A turning point for Avery came when she made the decision to actually include Hitler himself after initially avoiding depicting him. Once she began, there was no stopping her. As she says in the film, "I really enjoyed drawing and painting him, because then I felt empowered and I could do whatever I wanted to him." But the responses from her local Jewish community to the Resisterrrz were far from uniformly positive, with many believing that the Holocaust shouldn't be treated in such a humorous way. The rabbi of a local congregation, Harry Brechner, describes as "the elephant in our soul" the all-consuming seriousness and overwhelming influence of the Holocaust on Jewish life in general.
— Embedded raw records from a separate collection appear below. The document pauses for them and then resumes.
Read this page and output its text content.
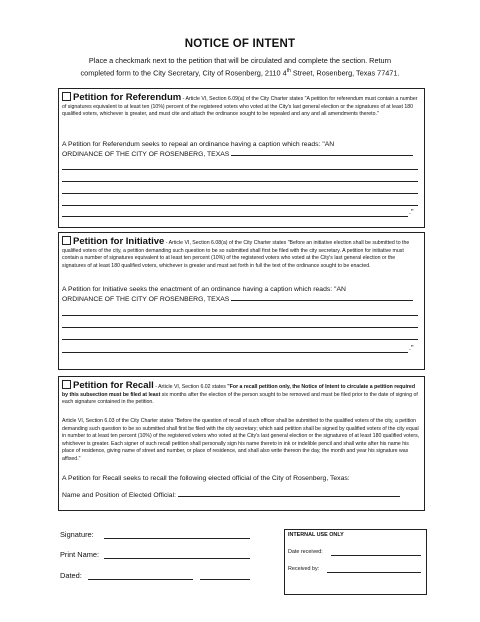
NOTICE OF INTENT
Place a checkmark next to the petition that will be circulated and complete the section. Return
completed form to the City Secretary, City of Rosenberg, 2110 4th Street, Rosenberg, Texas 77471.
Petition for Referendum - Article VI, Section 6.09(a) of the City Charter states "A petition for referendum must contain a number of signatures equivalent to at least ten (10%) percent of the registered voters who voted at the City's last general election or the signatures of at least 180 qualified voters, whichever is greater, and must cite and attach the ordinance sought to be repealed and any and all amendments thereto."
A Petition for Referendum seeks to repeal an ordinance having a caption which reads: "AN
ORDINANCE OF THE CITY OF ROSENBERG, TEXAS
."
Petition for Initiative - Article VI, Section 6.08(a) of the City Charter states "Before an initiative election shall be submitted to the qualified voters of the city, a petition demanding such question to be so submitted shall first be filed with the city secretary. A petition for initiative must contain a number of signatures equivalent to at least ten percent (10%) of the registered voters who voted at the City's last general election or the signatures of at least 180 qualified voters, whichever is greater and must set forth in full the text of the ordinance sought to be enacted.
A Petition for Initiative seeks the enactment of an ordinance having a caption which reads: "AN
ORDINANCE OF THE CITY OF ROSENBERG, TEXAS
."
Petition for Recall - Article VI, Section 6.02 states "For a recall petition only, the Notice of Intent to circulate a petition required by this subsection must be filed at least six months after the election of the person sought to be removed and must be filed prior to the date of signing of each signature contained in the petition.
Article VI, Section 6.03 of the City Charter states "Before the question of recall of such officer shall be submitted to the qualified voters of the city, a petition demanding such question to be so submitted shall first be filed with the city secretary; which said petition shall be signed by qualified voters of the city equal in number to at least ten percent (10%) of the registered voters who voted at the City's last general election or the signatures of at least 180 qualified voters, whichever is greater. Each signer of such recall petition shall personally sign his name thereto in ink or indelible pencil and shall write after his name his place of residence, giving name of street and number, or place of residence, and shall also write thereon the day, the month and year his signature was affixed."
A Petition for Recall seeks to recall the following elected official of the City of Rosenberg, Texas:
Name and Position of Elected Official:
Signature:
Print Name:
Dated:
INTERNAL USE ONLY
Date received:
Received by:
It is this attitude that Avery's art seeks to change.
Hinda and her Sisterrrz, which has been shown at the Toronto, Vancouver, and Boston Jewish Film Festivals, is ultimately a rather conventional documentary about an extraordinary and powerful artist and her oeuvre. Seeing these women take active resistance against some of the most destructive figures of our collective Jewish past is nothing more than inspiring, refreshing, and -- to use the by-now banal word -- empowering. Despite the well-trodden subject material of the Second World War and the Holocaust, Avery's art provides a fresh look at how fascism can be resisted with the solidarity, camaraderie, and humor that help keep the flame alive from day to day.